Apostolos Tomaras
Any hopes that the Paphos–Polis Chrysochous road project would get back on track have now faded following the opening of new tenders, which have driven the cost sharply upward. The lowest bid submitted has pushed the price of the project to €124,850,000 (excluding VAT), up from the €73 million plus VAT for which the contract had originally been awarded to the Greek construction company INTRAKAT.
The two new bids have sparked concern at both political and administrative levels, with a real possibility that the process could collapse altogether. The situation is not expected to become clear before the end of the month, according to sources cited by “K”, and ahead of a meeting of all involved services scheduled for July 1.
Well-informed sources told “K” that alternative options will be presented at that meeting, as there are believed to be serious issues with the current tender process. These, the sources said, have created “dilemmas and concern over the decisions that need to be taken.” Under current conditions, options are reportedly very limited, potentially leaving the government with no choice but to consider the second “best” bid—despite it being €51.85 million higher. Such a move would significantly increase the final cost of the project, not including the construction of two additional traffic lanes already announced by the president.
After the fact
The tenders concern the section of road from Agia Marinouda to Stroumbi, covering roughly 15.5 kilometers. The Public Works Department had initially estimated the cost at €90.2 million (excluding VAT).

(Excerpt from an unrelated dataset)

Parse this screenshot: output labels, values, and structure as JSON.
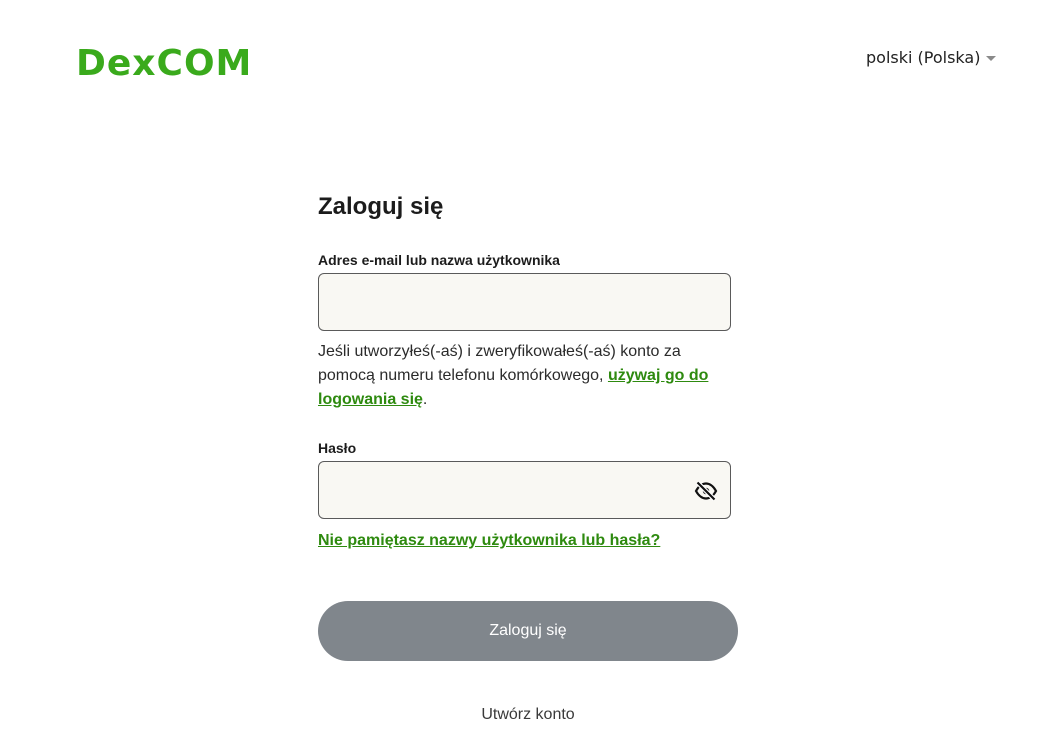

Before any final decision is taken, Public Works must clarify three key issues. First, it must explain the large gap between its own estimate and the submitted bids, ranging from €34.65 million to €38.74 million higher than expected. Questions are being raised over whether outdated data was used in the original estimate.
Second, officials must assess whether certain factors were overlooked in the tender documents. Third, they must examine whether the high bids could be the result of prior coordination between the participating companies.
The newspaper “K” outlines the options now facing the government and the Public Works Department for a project whose cost, based on current bids, exceeds €124 million.
The options
Under existing legislation, the government can either cancel the tender process or proceed with awarding the contract to the lowest bidder at €124,850,000 (excluding VAT).
Whatever the decision, sources involved in the project say the state is likely to incur losses. If the process is cancelled and re-tendered, there is also a risk, beyond further delays, that new bids could come in even higher than the current ones.
Cancelling the tenders is one option, but officials must weigh what alternatives exist. If the process is annulled, it would mean the government and Public Works consider the bids unjustifiably high, raising questions of public interest.
For now, moving ahead with the lowest bid appears to be the most likely path, with Public Works expected to make a final effort to secure a better outcome mainly “for appearances” and to reduce the political cost the government will inevitably have to manage.
“Not really options”
What remains unclear is what the government would do if the process were cancelled and the contract were not awarded to the lowest bidder.
In theory, though with little real likelihood, options include the second-best initial bid, direct awarding, or a state-to-state agreement.
However, the second-best initial bid is not valid at this stage, since the contract was already initially awarded. According to the auditor general, once a contract is signed, the second bidder cannot be considered unless there is evidence of misrepresentation.
Direct awarding is only allowed in limited cases, such as non-competitive projects or emergency situations like natural disasters.
A state-to-state agreement can only proceed under specific conditions, including shared public-interest objectives, as seen in the “digital citizen” project between Cyprus and Greece, or if the selected contractor has less than 20% of subcontracted private works, or if it clearly serves the public interest.
The project
The original contract for the Paphos–Polis Chrysochous road was signed in 2021 for €72,979,000 (plus VAT). During implementation, the contractor submitted claims worth €36 million and requested a 59-month extension. These requests were deemed unjustified by all relevant committees and, according to the government, could not be legally accepted.
The new tender process, opened last April, attracted two bidders: Cyfield Construction Ltd. with a bid of €124,850,000 (excluding VAT) and a joint venture between Araco Construction Cy Ltd. and Geostroy AD with a bid of €128,935,480 (excluding VAT).
The questions
Faced with the risk that the project could stall indefinitely, the government is stressing public interest, arguing that costs with the original contractor could have reached €119 million, without explaining why the Public Works Department initially awarded a contract that did not reflect the real financial conditions.
Key questions now being raised toward the transport ministry include whether the July 1 meeting will examine responsibility for the current situation within public works; whether the contract was awarded based on incomplete data; whether the original contractor had full awareness of Cyprus-specific construction constraints, such as restrictions on the use of excavation materials; and whether public works properly evaluated the tender framework or simply relied on the principle of awarding the lowest bid in the name of public interest.